Weight loss is a strange thing.
Wednesday, May 17, 2017
Weight loss is a strange thing. It’s one of the few losses in life that is celebrated. It’s a loss that is easily regained. It can completely define my feelings of worth. When I lose, I am happy. When I gain, I am ashamed and angry. I have control over weight loss (to some extent), but sometimes I feel more like it controls me.
If I tried to determine the percentage of my life that has been defined by my weight, I wonder if it would be comparable to others? For me, the percentage has to be extremely high. My weight is a real and tangible truth that is always with me, but far too often it’s a truth I try to escape from. Some days, months, years—my successes outweigh (ha, unintentional pun) my failures. Other days, months, years—I pretend I don’t know the truth of what is happening until I can’t avoid it any longer and I reach a turning point.

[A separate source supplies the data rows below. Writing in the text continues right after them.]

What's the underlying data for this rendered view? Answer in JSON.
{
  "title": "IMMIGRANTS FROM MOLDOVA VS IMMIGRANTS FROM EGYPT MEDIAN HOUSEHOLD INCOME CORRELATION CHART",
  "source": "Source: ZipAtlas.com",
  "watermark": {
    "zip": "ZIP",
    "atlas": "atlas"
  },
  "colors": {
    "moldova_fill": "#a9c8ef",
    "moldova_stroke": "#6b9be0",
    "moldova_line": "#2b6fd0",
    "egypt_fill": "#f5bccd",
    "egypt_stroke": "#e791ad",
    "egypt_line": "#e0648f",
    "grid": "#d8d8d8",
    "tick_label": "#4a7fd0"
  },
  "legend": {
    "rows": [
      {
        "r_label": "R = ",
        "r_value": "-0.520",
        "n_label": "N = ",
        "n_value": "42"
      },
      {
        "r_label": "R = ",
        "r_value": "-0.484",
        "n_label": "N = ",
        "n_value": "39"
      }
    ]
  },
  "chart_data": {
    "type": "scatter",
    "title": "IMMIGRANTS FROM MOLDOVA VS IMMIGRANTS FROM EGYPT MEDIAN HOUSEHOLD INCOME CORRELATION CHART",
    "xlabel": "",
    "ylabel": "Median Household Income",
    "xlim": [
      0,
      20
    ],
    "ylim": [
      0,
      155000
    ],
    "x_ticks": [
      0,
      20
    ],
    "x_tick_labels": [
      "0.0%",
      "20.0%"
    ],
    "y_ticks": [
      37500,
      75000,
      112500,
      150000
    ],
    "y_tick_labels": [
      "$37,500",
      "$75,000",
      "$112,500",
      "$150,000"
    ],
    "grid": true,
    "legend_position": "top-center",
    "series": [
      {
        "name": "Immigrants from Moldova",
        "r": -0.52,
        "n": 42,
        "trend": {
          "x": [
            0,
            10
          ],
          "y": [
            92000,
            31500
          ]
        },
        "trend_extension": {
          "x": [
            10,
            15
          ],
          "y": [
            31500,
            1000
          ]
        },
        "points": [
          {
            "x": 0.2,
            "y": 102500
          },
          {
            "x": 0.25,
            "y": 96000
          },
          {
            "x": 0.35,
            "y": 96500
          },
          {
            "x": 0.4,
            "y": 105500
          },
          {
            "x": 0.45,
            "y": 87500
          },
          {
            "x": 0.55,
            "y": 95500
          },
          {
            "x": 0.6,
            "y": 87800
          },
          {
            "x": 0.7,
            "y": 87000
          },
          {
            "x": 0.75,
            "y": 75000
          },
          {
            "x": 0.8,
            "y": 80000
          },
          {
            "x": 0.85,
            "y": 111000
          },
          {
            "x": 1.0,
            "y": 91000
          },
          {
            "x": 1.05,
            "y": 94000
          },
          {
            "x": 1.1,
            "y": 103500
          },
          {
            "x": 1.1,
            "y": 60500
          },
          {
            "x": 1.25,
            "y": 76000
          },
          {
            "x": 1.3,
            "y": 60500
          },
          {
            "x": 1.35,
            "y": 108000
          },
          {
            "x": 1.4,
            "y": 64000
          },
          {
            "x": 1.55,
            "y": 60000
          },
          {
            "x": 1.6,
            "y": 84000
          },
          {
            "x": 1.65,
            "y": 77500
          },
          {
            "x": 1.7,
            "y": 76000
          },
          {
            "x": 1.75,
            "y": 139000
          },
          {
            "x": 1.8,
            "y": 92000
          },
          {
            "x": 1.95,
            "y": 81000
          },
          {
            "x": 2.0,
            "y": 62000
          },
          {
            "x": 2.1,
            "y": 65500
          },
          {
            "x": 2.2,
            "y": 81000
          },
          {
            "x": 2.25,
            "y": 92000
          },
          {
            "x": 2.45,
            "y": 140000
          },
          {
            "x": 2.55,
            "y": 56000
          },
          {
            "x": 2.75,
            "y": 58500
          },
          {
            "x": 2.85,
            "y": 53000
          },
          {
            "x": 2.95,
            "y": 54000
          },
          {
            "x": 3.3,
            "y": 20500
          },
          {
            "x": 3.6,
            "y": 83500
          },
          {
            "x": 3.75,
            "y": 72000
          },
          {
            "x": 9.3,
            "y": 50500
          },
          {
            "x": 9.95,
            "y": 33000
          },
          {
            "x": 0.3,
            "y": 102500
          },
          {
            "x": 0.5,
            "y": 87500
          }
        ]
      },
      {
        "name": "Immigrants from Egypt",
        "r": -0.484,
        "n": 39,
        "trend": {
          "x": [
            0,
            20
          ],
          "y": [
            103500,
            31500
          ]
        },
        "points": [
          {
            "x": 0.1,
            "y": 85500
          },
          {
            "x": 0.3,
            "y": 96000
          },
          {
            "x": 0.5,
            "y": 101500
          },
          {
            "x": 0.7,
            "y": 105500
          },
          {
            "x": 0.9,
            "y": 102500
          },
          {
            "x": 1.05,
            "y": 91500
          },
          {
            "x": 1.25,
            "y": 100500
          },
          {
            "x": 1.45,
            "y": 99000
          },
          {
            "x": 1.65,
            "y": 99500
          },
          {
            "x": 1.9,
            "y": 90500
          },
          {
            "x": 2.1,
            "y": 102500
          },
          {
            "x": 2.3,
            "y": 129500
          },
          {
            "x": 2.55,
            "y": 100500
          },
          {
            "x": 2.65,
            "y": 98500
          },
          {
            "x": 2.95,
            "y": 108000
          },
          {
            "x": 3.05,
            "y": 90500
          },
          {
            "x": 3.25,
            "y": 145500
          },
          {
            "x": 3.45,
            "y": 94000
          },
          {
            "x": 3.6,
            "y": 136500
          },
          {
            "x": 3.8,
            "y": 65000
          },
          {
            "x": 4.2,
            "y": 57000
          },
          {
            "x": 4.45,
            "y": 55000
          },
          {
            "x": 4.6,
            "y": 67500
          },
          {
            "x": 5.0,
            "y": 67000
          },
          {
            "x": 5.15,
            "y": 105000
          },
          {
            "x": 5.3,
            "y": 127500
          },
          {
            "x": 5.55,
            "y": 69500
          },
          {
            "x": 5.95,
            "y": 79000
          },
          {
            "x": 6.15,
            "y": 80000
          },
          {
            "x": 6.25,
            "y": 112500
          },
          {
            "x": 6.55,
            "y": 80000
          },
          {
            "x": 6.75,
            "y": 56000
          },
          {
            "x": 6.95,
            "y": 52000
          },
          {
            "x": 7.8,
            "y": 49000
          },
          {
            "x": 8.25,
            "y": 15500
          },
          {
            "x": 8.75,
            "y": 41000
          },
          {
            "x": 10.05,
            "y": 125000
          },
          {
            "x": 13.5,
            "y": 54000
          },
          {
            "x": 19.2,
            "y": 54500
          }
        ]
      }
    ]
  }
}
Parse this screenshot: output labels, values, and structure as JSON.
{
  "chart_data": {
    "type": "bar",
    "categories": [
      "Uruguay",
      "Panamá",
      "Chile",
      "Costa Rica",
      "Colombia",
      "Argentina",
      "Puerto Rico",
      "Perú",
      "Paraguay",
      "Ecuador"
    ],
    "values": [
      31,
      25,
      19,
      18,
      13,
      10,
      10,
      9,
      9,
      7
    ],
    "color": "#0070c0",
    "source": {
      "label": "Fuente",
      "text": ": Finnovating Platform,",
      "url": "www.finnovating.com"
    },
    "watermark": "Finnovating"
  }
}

Today is a day I can’t avoid the truth any longer. I have consistently gained 10 pounds every year for the past 3 years. At this rate, I’ll be back to my highest weight when I’m in my mid-40s. Then what? I keep gaining? I start all over? I am determined to not let it get to that. My weight needs to be a truth that I recognize regularly. I can’t ignore it, pretend it doesn’t exist, and get mad when I’m reminded it does. All those clichés about balance are true. I’ll never be perfect, but I have to avoid extremes.
I’m reminded why I love sparkpeople so much. Around here, we focus on the positive, not the negative. My goal for the rest of May is to build on daily successes. I’ll check in again on June 1, if not sooner, to report on how it’s going!